三维有序多孔La-BiOBr-MnOx/BCF增效低温等离子体净化气态二甲苯的基础研究

Volatile Organic Compounds (VOCs) are considered as the main factors causing air pollution, and they are also the precursor of PM2.5 generated. VOCs had significant negative effect on the air quality and human health. Non-thermal plasma(NTP) is a promising technology applied in the field of air pollutants purification. However, the low energy utilization efficiency, bad product selectivity and a large number of byproducts generated including ozone are the main drawbacks of NTP technology. In this project, Para-Xylene (PX) is selected as the representative of VOCs, and ordered macroporous biomass carbon foam (BCF) doped with La-BiOBr and MnOx will be filled in the discharge area of NTP to improve the degradation efficiency of PX by the combination of adsorption and double catalytic system. The basic research and discussion on scientific problems on synergistic effect for purification of PX will be carried out as follow: (1) La-BiOBr-MnOx/BCF will be controllably prepared from waste biomass, and then the influence of key factors on the physical and chemical properties such as microscopic pore structure, adsorption and catalytic activity of BCF doped with La-BiOBr-MnOx need to be demonstrated. (2) study on the optimization of technical parameters and the comparison of PX removal efficiency in the synergistic system; (3) study on the degradation mechanism of PX and synergistic mechanism of the system; (4) evaluation of inactivation, stability and reproducibility of the functional materials. The successful completion of this project will effectively solve the application bottleneck problem of NTP, and provide theoretical basis and technical reference for high-efficient purification of industrial waste gas containing VOCs.

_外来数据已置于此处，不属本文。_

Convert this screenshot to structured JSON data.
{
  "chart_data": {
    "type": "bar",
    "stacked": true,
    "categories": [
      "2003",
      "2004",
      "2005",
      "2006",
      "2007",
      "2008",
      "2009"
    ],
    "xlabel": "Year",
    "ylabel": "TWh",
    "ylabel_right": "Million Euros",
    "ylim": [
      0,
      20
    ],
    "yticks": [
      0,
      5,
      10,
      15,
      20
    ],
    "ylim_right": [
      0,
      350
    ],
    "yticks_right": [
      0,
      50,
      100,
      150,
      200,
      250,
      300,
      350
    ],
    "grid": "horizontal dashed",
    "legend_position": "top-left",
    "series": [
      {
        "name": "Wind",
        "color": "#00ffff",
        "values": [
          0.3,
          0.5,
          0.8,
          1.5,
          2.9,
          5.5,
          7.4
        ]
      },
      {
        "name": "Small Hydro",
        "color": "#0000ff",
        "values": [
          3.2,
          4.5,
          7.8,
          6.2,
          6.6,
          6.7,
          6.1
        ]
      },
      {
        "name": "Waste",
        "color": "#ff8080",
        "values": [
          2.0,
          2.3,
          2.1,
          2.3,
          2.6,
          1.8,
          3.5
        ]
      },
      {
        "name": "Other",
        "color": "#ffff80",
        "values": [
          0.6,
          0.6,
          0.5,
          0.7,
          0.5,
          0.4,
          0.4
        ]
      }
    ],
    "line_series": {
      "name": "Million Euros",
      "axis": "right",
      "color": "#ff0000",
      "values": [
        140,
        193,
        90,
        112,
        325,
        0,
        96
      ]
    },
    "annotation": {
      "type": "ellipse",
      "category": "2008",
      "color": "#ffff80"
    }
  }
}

挥发性有机物(VOCs)是大气污染物的重要来源，也是形成PM2.5的重要前体物，严重影响空气质量和危害人体健康。低温等离子体(NTP)是一种极具应用前景的VOCs净化技术，然而，NTP技术存在能源利用率低、产物COx选择性差及产生臭氧二次污染等应用瓶颈问题。本项目以典型VOCs对二甲苯(PX)为目标物，在NTP放电区域内填充掺杂La-BiOBr和MnOx的有序多孔生物质泡沫炭(BCF)，通过吸附+双催化体系协同增效NTP对PX的净化，系统开展相关基础研究和关键科学问题探讨：(1)关键因子对可控制备La-BiOBr-MnOx/BCF的理化性质和吸附/催化活性的影响；(2)协同体系下技术参数的优化及对PX去除效果的对比研究；(3)PX的降解机理及体系的增效作用机制；(4)功能材料的失活、稳定性及重复性。本项目的顺利完成将为有效解决NTP应用瓶颈问题和工业VOCs高效净化提供理论依据和技术参考。

挥发性有机物(VOCs)是大气污染物的重要来源，低温等离子体(NTP)是一种极具应用前景的VOCs净化技术。本项目针对NTP技术在处理VOCs过程中存在的能源利用率低、产物COx选择性差及产生臭氧副产物等应用瓶颈问题，设计了介质阻挡放电NTP气相降解反应器，并通过构建炭基吸附+铋系/锰氧化物双催化体系对NTP放电区域发射的紫外光和可见光以及生成的臭氧加以利用，协同增效气态二甲苯的降解。这些研究工作有力地促进NTP与催化剂协同应用脱除VOCs的发展。主要研究如下：(1)以废弃生物质为原材料，通过液化、树脂化、水热反应和热活化等技术耦合制备出成型多孔炭捕集材料，并通过羧基化联合离子交换技术实现了对炭材料孔径的调控，明确了孔径变化对二甲苯吸附性能的影响；(2)将稀土金属镧掺杂在BiOBr中，并将La-BiOBr与臭氧催化剂MnOx和多孔炭材料相结合，优化制备了1%La-BiOBr@MnOx/BC复合材料；(3)揭示了复合材料与NTP之间的协同促进作用，研究表明放电区域内添加复合材料有助于提升NTP去除二甲苯的效果。在输入功率40W、二甲苯初始浓度17.32mg/L、气体流速0.8L/min、放电区域内添加8.0g复合材料时，与单一NTP降解相比，反应5min和10min二甲苯去除率分别提高了25.8%和20.9%，反应20min后二甲苯去除率可达100%；(4)阐明了吸附富集和光催化氧化、催化臭氧化对NTP去除二甲苯的协同增效作用机制，复合材料多次使用后仍能保持良好的催化活性和稳定性。共发表SCI学术论文6篇，其中影响因子大于6的3篇；申请国家发明专利2件，授权实用新型专利2件，取得了预期的研究成果。为有效解决NTP技术的应用瓶颈问题和工业排放VOCs的高效净化提供了理论依据和技术参考。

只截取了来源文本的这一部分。